Conclusion: Model Validation

Validation is crucial to ensure the credibility and reliability of an Agent-Based Model (ABM) for forced displacement. This process involves comparing the model’s outputs with real-world data and expert assessments to confirm its accuracy and realism.

  1. Demographic Data: Demographic data from censuses or surveys can be instrumental in validating the model. For instance, population distributions, age structures, and family compositions from affected areas can be compared with the model’s output to ensure it accurately reflects the demographic characteristics of the displaced population.

Example: If the model predicts that 30% of displaced individuals are children, this percentage should align with data from similar past displacement events.

  1. Humanitarian Reports: Reports from humanitarian organizations provide detailed accounts of displacement events, resource availability, and the conditions of displaced populations. These reports can be used to check the model’s predictions about resource needs and movement patterns.

Example: If a humanitarian report indicates that access to education was a critical issue during a displacement event, the model should similarly reflect resource depletion in areas with high concentrations of displaced individuals.

  1. Research on Displacement Behavior: Academic and field research on displacement behaviors and decision-making processes offers valuable insights into why and how people move during crises. This research can be used to validate the rules and behaviors encoded in the model.

Example: Studies showing that individuals prefer migrating to areas with existing social networks can be used to verify that the model accurately simulates this behavior.

  1. Historical Displacement Patterns: Comparing the model’s outputs with historical displacement patterns from similar events helps validate its predictive power. The model should be able to replicate known outcomes of past displacement scenarios.

Example: If historical data show that most displaced persons from Country A moved to the nearest Country B, the model should produce similar migration patterns under equivalent conditions.

  1. Expert Assessment: Engaging experts in forced displacement research allows for an evaluation of the model’s behavioral realism. Experts can provide feedback on whether the model’s assumptions, rules, and outputs are plausible and consistent with real-world observations.
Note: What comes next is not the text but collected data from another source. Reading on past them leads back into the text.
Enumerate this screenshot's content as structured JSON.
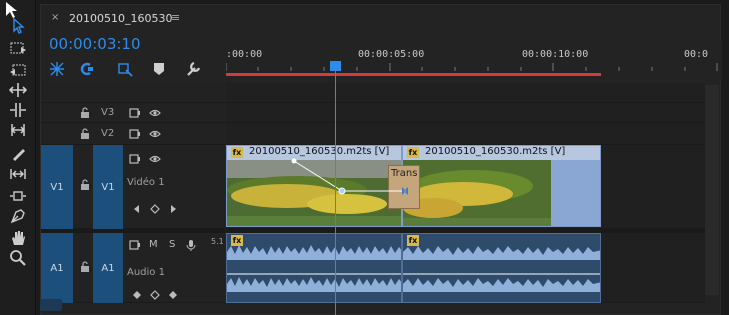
{
  "tab": {
    "close": "×",
    "title": "20100510_160530",
    "menu": "≡"
  },
  "timecode": "00:00:03:10",
  "ruler": {
    "labels": [
      ":00:00",
      "00:00:05:00",
      "00:00:10:00",
      "00:0"
    ]
  },
  "tracks": {
    "v3": {
      "name": "V3"
    },
    "v2": {
      "name": "V2"
    },
    "v1": {
      "source": "V1",
      "name": "V1",
      "label": "Vidéo 1"
    },
    "a1": {
      "source": "A1",
      "name": "A1",
      "label": "Audio 1",
      "mute": "M",
      "solo": "S",
      "level": "5.1"
    }
  },
  "clips": {
    "video_left": "20100510_160530.m2ts [V]",
    "video_right": "20100510_160530.m2ts [V]",
    "fx": "fx",
    "transition": "Trans"
  },
  "colors": {
    "accent": "#2d8ceb",
    "work_area": "#d63b3b",
    "clip_title": "#b7c7e0",
    "audio": "#2f4b6b"
  }
}
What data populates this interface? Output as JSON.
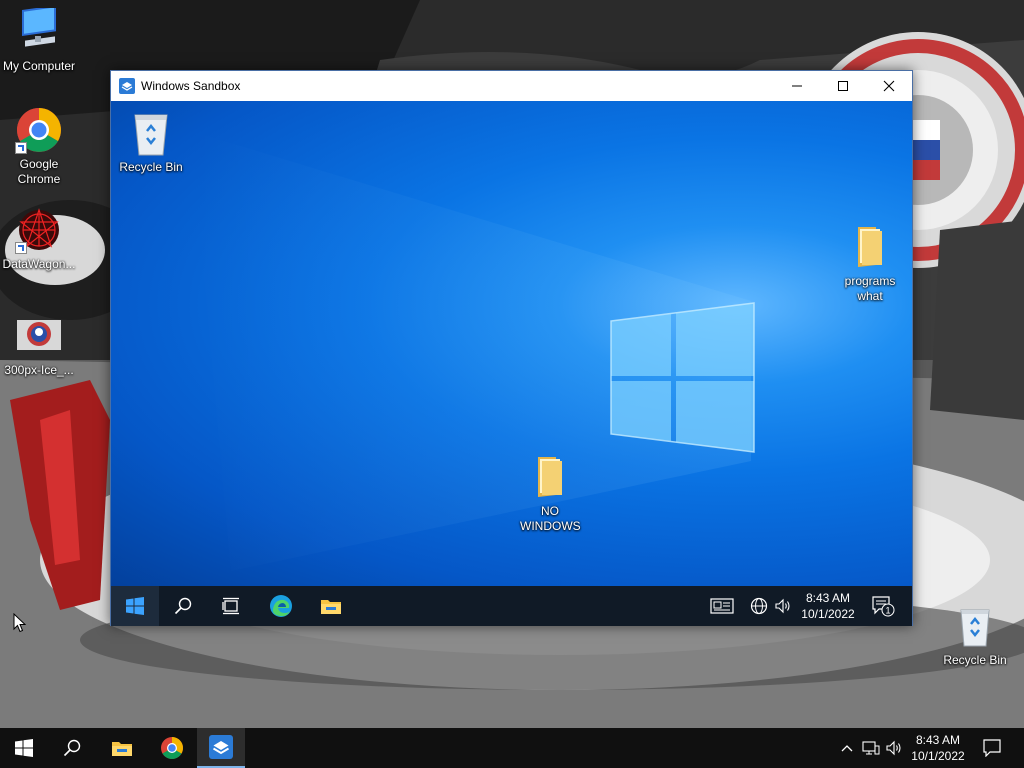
{
  "host_desktop": {
    "icons": [
      {
        "label": "My Computer",
        "icon": "monitor-icon"
      },
      {
        "label": "Google Chrome",
        "icon": "chrome-icon"
      },
      {
        "label": "DataWagon...",
        "icon": "datawagon-icon"
      },
      {
        "label": "300px-Ice_...",
        "icon": "image-thumbnail-icon"
      },
      {
        "label": "Recycle Bin",
        "icon": "recycle-bin-icon"
      }
    ]
  },
  "sandbox": {
    "title": "Windows Sandbox",
    "desktop_icons": [
      {
        "label": "Recycle Bin",
        "icon": "recycle-bin-icon"
      },
      {
        "label": "programs what",
        "icon": "folder-icon"
      },
      {
        "label": "NO WINDOWS",
        "icon": "folder-icon"
      }
    ],
    "taskbar": {
      "items": [
        "start-icon",
        "search-icon",
        "task-view-icon",
        "edge-icon",
        "file-explorer-icon"
      ],
      "tray": [
        "news-icon",
        "network-globe-icon",
        "volume-icon"
      ],
      "time": "8:43 AM",
      "date": "10/1/2022",
      "notification_count": "1"
    }
  },
  "host_taskbar": {
    "items": [
      "start-icon",
      "search-icon",
      "file-explorer-icon",
      "chrome-icon",
      "windows-sandbox-icon"
    ],
    "tray": [
      "chevron-up-icon",
      "network-icon",
      "volume-icon"
    ],
    "time": "8:43 AM",
    "date": "10/1/2022"
  },
  "colors": {
    "sandbox_taskbar": "#101a26",
    "host_taskbar": "#101010",
    "desktop_blue": "#0a74e4",
    "active_indicator": "#7eb4ea"
  }
}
Example: Experts might assess whether the model’s depiction of migration decision-making under different levels of threat is realistic.

  1. Sensitivity Analysis: Conducting sensitivity analysis involves varying the model’s parameters to see how changes affect the outputs. This helps identify which parameters are most influential and ensures that the model’s predictions are robust across a range of scenarios.

Example: By altering parameters such as safety perception or resource availability, analysts can determine if the model consistently predicts higher migration rates when safety decreases or resources become scarce.